We have tried to implement with following regex in ragel language.

tag_comment =

'|’ (nonnewline -ws)* ‘#' @comment (

  newline %{ entity = INTERNAL_NL; } %lang_ccallback

  |

  ws

  |

  (nonnewline - ws) @comment

)* :>> ('#’ (nonnewline -ws)* ’|’) ';

But above regex also matched block like |test$ some description #abc| which we don’t want.

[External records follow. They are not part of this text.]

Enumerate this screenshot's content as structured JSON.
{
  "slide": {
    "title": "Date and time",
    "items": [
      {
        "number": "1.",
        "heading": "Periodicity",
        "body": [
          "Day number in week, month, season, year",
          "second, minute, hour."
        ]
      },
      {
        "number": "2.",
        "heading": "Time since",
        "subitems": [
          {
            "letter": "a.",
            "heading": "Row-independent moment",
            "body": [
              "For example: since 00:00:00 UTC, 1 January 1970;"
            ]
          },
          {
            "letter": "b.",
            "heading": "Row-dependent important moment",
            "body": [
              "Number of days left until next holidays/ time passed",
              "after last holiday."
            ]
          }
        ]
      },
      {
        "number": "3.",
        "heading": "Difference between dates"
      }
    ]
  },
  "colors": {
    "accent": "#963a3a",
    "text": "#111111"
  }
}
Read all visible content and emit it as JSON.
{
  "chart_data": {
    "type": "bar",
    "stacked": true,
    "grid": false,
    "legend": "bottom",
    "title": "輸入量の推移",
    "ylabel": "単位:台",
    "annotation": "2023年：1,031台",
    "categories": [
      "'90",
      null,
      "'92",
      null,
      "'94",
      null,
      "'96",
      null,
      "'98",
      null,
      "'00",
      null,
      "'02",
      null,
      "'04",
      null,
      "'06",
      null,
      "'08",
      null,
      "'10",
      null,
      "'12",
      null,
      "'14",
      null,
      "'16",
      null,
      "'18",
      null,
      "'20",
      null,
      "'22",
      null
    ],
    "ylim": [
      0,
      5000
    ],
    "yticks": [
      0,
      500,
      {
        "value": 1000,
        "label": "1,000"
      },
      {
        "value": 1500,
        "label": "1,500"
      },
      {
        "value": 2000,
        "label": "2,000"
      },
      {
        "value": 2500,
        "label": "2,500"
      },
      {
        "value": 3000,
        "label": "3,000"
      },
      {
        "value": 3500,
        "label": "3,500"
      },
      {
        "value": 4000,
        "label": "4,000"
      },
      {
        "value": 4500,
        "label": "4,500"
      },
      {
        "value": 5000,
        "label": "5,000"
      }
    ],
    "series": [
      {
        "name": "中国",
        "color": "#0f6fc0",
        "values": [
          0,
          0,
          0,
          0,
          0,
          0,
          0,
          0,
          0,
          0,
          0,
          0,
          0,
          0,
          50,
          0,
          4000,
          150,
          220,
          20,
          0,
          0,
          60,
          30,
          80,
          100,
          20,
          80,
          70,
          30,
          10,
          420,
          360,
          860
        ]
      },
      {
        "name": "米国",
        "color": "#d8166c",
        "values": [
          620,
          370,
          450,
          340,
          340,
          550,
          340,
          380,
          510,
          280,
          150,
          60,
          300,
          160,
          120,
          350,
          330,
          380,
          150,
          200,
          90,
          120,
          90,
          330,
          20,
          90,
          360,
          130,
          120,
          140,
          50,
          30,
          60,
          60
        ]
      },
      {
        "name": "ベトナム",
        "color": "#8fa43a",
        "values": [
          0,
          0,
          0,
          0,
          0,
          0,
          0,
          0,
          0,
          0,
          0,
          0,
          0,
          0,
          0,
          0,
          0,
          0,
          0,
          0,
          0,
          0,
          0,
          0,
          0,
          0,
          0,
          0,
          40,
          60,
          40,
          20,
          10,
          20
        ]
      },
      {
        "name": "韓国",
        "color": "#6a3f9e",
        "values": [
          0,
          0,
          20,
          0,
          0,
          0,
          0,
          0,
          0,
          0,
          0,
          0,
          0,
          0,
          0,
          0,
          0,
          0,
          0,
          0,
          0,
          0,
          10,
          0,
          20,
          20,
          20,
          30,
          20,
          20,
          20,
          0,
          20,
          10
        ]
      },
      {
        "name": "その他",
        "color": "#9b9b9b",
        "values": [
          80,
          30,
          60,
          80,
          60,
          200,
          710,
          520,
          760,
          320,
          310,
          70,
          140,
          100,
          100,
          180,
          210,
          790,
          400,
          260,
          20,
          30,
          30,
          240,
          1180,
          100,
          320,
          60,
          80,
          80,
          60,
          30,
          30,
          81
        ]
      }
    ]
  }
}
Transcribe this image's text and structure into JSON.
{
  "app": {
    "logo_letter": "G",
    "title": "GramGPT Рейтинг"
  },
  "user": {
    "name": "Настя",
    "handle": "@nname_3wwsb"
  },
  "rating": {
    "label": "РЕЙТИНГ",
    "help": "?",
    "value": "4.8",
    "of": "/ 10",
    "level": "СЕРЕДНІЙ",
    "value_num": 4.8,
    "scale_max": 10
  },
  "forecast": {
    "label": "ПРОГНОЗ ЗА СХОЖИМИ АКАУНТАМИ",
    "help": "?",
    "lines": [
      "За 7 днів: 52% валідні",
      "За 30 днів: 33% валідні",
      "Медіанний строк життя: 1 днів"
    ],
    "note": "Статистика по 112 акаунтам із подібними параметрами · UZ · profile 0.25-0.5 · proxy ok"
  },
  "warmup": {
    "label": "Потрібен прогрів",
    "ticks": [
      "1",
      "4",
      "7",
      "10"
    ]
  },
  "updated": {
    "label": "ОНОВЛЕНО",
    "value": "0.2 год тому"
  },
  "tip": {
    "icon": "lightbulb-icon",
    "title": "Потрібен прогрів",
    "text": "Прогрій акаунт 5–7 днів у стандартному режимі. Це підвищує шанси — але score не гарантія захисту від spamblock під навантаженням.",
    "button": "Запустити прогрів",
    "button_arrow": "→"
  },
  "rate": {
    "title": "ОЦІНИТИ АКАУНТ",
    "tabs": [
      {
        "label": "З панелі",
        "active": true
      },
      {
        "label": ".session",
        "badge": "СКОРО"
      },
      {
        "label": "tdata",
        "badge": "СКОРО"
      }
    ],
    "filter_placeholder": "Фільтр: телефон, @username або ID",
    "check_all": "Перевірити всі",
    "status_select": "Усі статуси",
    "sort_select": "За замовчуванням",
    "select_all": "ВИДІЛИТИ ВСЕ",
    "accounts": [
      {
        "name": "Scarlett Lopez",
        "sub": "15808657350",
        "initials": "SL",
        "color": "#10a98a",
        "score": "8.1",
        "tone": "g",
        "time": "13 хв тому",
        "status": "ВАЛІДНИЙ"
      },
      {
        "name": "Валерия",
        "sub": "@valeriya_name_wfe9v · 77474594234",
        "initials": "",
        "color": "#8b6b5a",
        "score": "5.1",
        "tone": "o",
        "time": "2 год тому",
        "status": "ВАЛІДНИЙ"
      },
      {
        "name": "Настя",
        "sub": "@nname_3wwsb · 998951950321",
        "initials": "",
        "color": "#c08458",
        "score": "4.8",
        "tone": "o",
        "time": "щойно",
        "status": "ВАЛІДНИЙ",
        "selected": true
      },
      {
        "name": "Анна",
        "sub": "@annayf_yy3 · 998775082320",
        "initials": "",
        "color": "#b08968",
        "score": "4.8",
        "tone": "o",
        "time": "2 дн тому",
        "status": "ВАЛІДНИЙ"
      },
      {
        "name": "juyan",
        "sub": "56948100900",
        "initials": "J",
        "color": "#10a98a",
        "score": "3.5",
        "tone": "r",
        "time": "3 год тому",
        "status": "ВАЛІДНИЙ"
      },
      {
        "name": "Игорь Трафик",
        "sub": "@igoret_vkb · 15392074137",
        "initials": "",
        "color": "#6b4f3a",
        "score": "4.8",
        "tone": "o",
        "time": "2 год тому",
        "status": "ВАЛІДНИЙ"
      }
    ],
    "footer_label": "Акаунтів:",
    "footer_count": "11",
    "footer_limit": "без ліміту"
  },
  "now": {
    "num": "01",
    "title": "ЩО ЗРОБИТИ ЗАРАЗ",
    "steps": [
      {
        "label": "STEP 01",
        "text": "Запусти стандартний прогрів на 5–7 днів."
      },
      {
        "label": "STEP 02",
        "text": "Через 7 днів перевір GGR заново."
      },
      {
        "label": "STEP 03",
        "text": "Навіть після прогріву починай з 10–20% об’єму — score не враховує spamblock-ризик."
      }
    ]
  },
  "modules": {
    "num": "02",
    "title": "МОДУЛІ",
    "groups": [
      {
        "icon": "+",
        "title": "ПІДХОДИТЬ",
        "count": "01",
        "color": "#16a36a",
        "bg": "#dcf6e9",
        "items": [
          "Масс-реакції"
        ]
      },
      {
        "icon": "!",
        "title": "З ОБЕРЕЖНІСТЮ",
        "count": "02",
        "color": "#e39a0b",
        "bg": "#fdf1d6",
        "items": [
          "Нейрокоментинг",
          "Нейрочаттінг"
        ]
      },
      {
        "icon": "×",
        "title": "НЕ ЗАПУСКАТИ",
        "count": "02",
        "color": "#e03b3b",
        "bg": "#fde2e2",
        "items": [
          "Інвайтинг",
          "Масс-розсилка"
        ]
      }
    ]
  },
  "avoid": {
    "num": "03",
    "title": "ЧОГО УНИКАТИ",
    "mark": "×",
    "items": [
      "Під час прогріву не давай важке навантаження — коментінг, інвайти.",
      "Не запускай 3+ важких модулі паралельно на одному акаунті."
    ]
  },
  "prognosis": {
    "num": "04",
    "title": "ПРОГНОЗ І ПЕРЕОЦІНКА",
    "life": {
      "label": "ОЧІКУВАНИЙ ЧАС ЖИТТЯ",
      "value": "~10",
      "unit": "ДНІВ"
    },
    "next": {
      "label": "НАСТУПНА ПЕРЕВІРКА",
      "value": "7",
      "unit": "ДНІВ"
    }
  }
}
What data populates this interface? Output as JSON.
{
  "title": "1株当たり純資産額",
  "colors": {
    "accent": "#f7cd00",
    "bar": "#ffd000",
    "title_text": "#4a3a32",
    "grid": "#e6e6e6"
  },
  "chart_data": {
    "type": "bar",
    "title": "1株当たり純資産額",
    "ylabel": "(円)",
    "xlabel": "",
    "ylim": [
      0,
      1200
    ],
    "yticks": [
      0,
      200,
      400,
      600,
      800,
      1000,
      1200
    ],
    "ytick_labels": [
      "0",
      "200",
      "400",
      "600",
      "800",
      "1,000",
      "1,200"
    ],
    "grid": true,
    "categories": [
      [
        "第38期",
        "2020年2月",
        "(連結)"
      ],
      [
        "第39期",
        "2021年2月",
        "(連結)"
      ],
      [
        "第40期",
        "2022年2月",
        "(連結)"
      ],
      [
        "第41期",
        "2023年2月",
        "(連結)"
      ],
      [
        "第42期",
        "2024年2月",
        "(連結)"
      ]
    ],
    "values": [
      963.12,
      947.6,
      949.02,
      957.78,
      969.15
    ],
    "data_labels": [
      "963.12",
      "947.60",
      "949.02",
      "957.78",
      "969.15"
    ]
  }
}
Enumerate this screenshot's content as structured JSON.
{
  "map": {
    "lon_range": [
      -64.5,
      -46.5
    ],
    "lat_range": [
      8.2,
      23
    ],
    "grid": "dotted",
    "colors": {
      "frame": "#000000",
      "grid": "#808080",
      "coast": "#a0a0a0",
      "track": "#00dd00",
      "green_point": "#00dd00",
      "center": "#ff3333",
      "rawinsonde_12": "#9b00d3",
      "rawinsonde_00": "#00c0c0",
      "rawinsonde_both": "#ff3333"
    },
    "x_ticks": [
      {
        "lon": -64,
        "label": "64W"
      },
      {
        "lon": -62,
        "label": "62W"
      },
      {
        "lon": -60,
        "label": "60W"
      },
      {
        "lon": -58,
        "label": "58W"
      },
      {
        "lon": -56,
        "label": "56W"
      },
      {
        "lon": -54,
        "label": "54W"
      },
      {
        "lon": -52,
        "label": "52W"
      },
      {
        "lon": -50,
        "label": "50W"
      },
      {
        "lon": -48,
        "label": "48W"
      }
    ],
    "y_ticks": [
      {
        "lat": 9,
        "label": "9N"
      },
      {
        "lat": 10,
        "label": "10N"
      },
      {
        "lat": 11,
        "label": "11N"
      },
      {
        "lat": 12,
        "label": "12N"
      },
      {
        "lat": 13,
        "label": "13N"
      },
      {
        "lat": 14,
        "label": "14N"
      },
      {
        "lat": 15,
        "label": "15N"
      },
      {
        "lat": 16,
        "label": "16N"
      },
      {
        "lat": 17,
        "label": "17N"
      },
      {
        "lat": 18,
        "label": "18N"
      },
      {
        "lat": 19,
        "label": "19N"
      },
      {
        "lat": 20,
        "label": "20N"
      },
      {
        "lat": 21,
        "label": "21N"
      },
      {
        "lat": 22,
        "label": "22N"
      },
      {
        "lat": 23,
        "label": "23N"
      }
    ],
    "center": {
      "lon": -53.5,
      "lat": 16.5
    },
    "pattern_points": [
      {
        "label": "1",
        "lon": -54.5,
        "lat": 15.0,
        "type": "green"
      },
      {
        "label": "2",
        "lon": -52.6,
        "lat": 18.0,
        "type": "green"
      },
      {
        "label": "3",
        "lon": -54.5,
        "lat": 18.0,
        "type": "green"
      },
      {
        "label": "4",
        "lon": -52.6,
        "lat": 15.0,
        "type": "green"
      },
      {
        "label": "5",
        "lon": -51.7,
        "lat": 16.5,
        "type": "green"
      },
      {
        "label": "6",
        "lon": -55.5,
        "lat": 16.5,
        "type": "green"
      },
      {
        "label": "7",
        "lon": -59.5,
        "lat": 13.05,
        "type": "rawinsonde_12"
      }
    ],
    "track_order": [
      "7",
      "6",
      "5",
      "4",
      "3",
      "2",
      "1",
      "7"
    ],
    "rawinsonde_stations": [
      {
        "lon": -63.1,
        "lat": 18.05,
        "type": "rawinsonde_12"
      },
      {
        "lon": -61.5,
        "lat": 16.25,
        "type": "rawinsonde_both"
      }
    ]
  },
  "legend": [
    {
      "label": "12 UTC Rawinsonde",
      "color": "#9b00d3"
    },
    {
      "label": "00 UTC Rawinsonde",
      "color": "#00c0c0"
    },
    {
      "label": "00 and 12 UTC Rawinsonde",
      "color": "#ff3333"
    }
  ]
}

So we required backward referencing in ragel regex itself.

Also there is a concept called "Length-specified Comments", where the opening and closing comment symbols specify the number of characters in the comment, as shown below:

Here is some text |20# please#|&#@|ignore #20| surrounding a length-specified comment.

If the length of the comment inside the block is more than 20 characters in above example, then it considers it as invalid comment.

Second problem is we want a regex for recursive braces matching in ragel

Like {doc-next { { } } } should be valid but {doc-next{ }}} should not valid.

Is there a way to handle the above scenarios using regular expression in ragel language?

Thanks & Regards, Vijay


Avatar

mitchell

about 1 year ago

For length-specified comments, you can add @{} at the start and end points you are interested in and using the 'when' statement for when the difference in start and end positions is less than 20.

e.g. (untested)

char *s, *e;

%%{

comment = ('|' @{ s = p; } stuff* '#' @{ e = p; }) when { e - s < 20 };

%%}

For nested expressions, look at the d.rl ragel parser. It has nested '/+ +/' comments that should help you.